The Danish Girl, the Nicole Kidman–produced film in which she will star as a transgender person, has a new helmer, reports Variety. Tomas Alfredson, best known for last year’s acclaimed vampire drama Let the Right One In, will now direct. The film is adapted from David Ebershoff's best-selling novel, which is loosely based on the true story of Einar Wegener, the Danish painter who in 1931 became the first person to go through a sex-reassignment surgery to become a woman. Kidman will play Wegener. Charlize Theron, who’d been attached to play Wegener’s wife, Gerda, has departed the production and a replacement has not yet been announced. “We have been in talks for close to a year, and we are soon going into production,” Alfredson said to the daily trade paper

Uruguay law may not allow gay adoptions after all

(Montevideo, Uruguay) A closer reading of an adoptions law promoted by Uruguay’s gay rights groups suggests it might not enable adoptions by gay and lesbian couples after all. With the law awaiting President Tabare Vazquez’s signature, gay rights groups have been celebrating the prospect that Uruguay could become the first country in Latin America to give gay and lesbian couples the opportunity to adopt. But nowhere in the law does it specifically say that homosexual couples have a right to adopt. And in some places, it suggests otherwise — for example by specifying how the child should take a mother and father’s surnames. Lawyers, judges and even the law’s own authors now have doubts about how the law will be applied. Under Vazquez, Uruguay already legalized gay civil unions and ended a ban on homosexuals in the military, despite strong disapproval from the Roman Catholic Church. The new law would drop a requirement that children can only be adopted by legally married couples or single parents. Read more at 365gay.com.

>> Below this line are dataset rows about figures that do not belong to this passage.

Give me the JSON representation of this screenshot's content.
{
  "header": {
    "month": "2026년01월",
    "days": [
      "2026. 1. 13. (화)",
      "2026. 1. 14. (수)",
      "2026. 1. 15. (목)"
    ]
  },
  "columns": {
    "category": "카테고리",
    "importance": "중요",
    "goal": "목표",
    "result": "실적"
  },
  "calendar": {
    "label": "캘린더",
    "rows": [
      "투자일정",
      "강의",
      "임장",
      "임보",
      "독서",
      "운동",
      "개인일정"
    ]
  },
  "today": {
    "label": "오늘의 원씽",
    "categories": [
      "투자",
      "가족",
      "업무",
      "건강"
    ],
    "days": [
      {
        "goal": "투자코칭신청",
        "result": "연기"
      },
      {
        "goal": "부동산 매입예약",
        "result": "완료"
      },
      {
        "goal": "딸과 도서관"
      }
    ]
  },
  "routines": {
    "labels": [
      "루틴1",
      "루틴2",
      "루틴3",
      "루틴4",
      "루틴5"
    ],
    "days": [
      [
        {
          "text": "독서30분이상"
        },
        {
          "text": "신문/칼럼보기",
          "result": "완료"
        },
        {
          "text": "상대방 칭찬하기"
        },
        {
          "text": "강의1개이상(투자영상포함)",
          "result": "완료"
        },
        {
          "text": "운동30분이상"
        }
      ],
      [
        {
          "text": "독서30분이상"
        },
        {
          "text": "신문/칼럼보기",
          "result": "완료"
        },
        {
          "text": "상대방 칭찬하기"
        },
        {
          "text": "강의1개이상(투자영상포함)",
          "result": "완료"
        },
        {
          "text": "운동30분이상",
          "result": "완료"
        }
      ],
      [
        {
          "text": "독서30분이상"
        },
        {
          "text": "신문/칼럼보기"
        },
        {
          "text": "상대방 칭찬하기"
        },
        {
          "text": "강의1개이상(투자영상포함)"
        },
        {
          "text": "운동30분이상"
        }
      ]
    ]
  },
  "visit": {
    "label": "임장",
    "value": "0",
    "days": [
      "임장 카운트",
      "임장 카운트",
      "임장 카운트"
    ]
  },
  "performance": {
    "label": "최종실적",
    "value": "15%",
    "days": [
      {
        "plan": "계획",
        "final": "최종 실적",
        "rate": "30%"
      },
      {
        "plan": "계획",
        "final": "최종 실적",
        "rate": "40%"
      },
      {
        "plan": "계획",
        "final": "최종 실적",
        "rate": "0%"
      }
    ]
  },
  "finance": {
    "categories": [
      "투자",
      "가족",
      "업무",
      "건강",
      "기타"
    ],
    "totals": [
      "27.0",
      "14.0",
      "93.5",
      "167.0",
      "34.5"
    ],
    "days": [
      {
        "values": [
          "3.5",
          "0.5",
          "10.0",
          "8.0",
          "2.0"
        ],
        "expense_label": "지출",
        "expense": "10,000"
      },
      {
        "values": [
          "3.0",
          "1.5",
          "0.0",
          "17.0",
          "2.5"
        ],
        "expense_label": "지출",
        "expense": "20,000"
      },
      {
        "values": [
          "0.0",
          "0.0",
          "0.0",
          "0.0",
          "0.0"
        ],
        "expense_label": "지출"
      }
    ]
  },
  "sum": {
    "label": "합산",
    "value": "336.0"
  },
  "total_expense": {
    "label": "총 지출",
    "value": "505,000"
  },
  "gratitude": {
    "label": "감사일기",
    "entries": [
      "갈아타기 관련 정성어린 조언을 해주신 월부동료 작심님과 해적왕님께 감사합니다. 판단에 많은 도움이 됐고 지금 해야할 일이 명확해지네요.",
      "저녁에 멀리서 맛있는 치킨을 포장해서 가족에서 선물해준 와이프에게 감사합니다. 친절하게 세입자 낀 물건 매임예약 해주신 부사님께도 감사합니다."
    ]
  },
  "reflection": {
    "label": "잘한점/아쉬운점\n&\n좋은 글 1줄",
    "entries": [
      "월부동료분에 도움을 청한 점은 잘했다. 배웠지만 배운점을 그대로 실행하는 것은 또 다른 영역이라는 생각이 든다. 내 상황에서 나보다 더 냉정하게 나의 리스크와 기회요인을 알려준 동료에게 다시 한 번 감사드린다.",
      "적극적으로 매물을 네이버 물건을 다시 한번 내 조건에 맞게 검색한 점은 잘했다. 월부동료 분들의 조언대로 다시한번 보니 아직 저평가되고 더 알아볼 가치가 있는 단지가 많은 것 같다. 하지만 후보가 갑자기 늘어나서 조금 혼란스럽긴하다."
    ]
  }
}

Golden Girl Betty White wins career honour

Betty White, the veteran American actress and six-time Emmy winner best known for Golden Girls and The Mary Tyler Moore Show, is set to receive a prominent career honour. The Screen Actors Guild, the largest U.S. performers union, will present White with its lifetime achievement award in recognition of her lengthy career and her humanitarian efforts at its annual awards show in January. "Whether creating some of television’s most indelible characters, plunging into film roles with joyous gusto or perfecting the art of the quip as a television panellist and host, Betty White has entertained audiences with her impeccable comic timing and remarkable wit for more than sixty years," Alan Rosenberg, SAG's national president, said in a statement. White, 87, began her career in the 1940s and has worked in radio, television and film. The SAG honour is presented each year to an individual who embodies "the finest ideals of the acting profession." The 16th annual Screen Actors Guild Awards take place Jan. 23, 2010.